The x86 tests won't pass until dyninst/dyninst#1851 is merged.

@bbiiggppiigg The amd gpu checks seem to be no-ops since it just stuffs the ID into s0, but that's the same as adding the ID to 0. For example,

s10 & 0x000000ff -> 0x0000000a
s0 -> 0x94010b00
s10 & 0x000000ff | s0 -> 0x94010b0a -> s10

Should it be mapping s<N> to s0?

[kupsch]

I think it be worth add a couple of more checks for x86 and x86_64, otherwise looks good (the suggested changes are untested).

I would think the AMD scalar and vector registers should be their own base register, so that is likely a bug unless @bbiiggppiigg says otherwise.

[bbiiggppiigg]

The x86 tests won't pass until dyninst/dyninst#1851 is merged.

@bbiiggppiigg The amd gpu checks seem to be no-ops since it just stuffs the ID into s0, but that's the same as adding the ID to 0. For example,

s10 & 0x000000ff -> 0x0000000a
s0 -> 0x94010b00
s10 & 0x000000ff | s0 -> 0x94010b0a -> s10

Should it be mapping s<N> to s0?

I would think the AMD scalar and vector registers should be their own base register, so that is likely a bug unless @bbiiggppiigg says otherwise.

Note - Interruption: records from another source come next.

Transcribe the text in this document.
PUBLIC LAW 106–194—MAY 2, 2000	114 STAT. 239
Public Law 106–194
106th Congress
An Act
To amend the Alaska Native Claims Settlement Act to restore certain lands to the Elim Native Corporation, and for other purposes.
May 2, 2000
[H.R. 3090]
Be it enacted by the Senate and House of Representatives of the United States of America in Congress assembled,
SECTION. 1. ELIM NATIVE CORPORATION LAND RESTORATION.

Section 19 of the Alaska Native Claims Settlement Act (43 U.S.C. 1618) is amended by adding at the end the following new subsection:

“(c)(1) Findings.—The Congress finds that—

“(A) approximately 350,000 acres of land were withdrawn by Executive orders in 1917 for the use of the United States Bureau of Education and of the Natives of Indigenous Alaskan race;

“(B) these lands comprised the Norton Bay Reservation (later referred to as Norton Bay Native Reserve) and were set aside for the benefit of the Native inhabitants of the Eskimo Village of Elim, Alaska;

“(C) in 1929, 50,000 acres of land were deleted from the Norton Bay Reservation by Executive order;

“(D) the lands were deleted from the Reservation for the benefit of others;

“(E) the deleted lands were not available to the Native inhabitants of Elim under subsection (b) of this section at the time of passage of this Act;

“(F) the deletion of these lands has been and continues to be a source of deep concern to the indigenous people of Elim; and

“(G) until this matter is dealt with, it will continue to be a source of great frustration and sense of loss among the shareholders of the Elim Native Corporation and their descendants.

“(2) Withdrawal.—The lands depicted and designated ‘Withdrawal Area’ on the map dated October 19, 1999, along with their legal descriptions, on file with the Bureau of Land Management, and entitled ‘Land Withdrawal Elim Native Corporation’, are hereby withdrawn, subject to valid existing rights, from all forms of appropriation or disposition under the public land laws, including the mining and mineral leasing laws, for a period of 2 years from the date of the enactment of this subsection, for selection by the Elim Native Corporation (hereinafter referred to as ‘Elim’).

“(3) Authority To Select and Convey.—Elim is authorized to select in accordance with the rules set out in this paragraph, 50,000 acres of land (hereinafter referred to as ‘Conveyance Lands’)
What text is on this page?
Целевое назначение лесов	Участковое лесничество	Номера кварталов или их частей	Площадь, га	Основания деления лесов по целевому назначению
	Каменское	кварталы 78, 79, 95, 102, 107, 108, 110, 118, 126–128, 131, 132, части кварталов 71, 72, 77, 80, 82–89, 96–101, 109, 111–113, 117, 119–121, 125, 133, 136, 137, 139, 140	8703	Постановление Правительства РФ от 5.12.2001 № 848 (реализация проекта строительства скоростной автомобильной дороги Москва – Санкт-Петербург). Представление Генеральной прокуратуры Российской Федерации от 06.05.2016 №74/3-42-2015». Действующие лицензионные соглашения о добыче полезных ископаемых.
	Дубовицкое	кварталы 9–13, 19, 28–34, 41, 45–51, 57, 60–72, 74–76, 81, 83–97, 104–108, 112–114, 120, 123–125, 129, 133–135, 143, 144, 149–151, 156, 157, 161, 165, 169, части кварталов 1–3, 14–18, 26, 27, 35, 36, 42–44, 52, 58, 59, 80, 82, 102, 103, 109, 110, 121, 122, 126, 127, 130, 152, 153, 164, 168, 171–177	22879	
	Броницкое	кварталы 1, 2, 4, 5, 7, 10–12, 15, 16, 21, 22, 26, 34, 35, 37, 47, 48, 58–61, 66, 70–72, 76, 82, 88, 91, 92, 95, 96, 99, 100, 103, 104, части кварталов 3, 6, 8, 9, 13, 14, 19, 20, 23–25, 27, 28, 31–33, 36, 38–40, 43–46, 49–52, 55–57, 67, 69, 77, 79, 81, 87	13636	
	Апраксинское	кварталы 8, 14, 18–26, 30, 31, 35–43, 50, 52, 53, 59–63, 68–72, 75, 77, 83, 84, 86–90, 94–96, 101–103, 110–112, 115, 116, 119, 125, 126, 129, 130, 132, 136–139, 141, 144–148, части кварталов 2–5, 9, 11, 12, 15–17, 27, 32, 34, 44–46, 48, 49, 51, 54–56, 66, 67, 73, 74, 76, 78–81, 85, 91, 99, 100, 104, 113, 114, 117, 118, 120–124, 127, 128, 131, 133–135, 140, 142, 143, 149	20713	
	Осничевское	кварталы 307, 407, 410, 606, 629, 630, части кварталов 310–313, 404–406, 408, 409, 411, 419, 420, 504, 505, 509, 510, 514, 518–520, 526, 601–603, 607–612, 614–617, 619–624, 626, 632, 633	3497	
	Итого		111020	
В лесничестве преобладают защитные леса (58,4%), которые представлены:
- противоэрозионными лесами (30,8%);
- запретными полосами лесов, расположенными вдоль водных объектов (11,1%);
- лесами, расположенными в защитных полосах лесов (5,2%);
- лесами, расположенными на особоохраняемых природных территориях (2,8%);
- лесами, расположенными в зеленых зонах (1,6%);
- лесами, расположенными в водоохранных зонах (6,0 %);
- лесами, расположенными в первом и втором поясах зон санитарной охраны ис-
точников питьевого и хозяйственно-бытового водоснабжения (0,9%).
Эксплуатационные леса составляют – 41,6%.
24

If we are talking about the implementation in MachRegister::getBaseRegister
I think this was related how multiregister was implemented in the old days.
Back then I defined each multiregister as a separate register whose base is the register with the lowest regID.
So something like SGPR_VEC4_0_3 (s[0:3]) should have a base s0.
As Jim said, each scalar register and vector register should be their own base register.
Right now it should be doing the right thing but just being redundant?

[kupsch]

In MachRegister.C, MachRegister::getBaseRegister, maps Sx to S0 and Vx to V0 for all values of x instead of mapping to the same register. The base register the largest containing physical register for the pseudoregister, such as x86's al mapping to rax.

[bbiiggppiigg]

In MachRegister.C, MachRegister::getBaseRegister, maps Sx to S0 and Vx to V0 for all values of x instead of mapping to the same register. The base register the largest containing physical register for the pseudoregister, such as x86's al mapping to rax.

I'm confused.
Are you saying the current implementation maps Sx to S0 and Vx to V0 for all values of x?
Or are you saying that it should?

If I look at the current implementation
https://github.com/dyninst/dyninst/blob/c1eafcd47f0f136951f6951a9e48655f48115617/common/src/registers/MachRegister.C#L142-L143
It seems to be doing what Tim described, doing no-ops.

[kupsch]

Never mind. The code is the identity function, but confusing. Here is the code:

          case amdgpu_gfx908::SGPR: return MachRegister((reg & 0x000000ff) | amdgpu_gfx908::s0);

It clears all but the lower byte of reg, and then ors the upper 3 bytes of s0 along with a zero for the lower byte. This results in the same value as reg. Why not MacRegister(reg)?

[hainest]

I've disabled running the amdgpu tests until we can decide on how best to represent their base registers.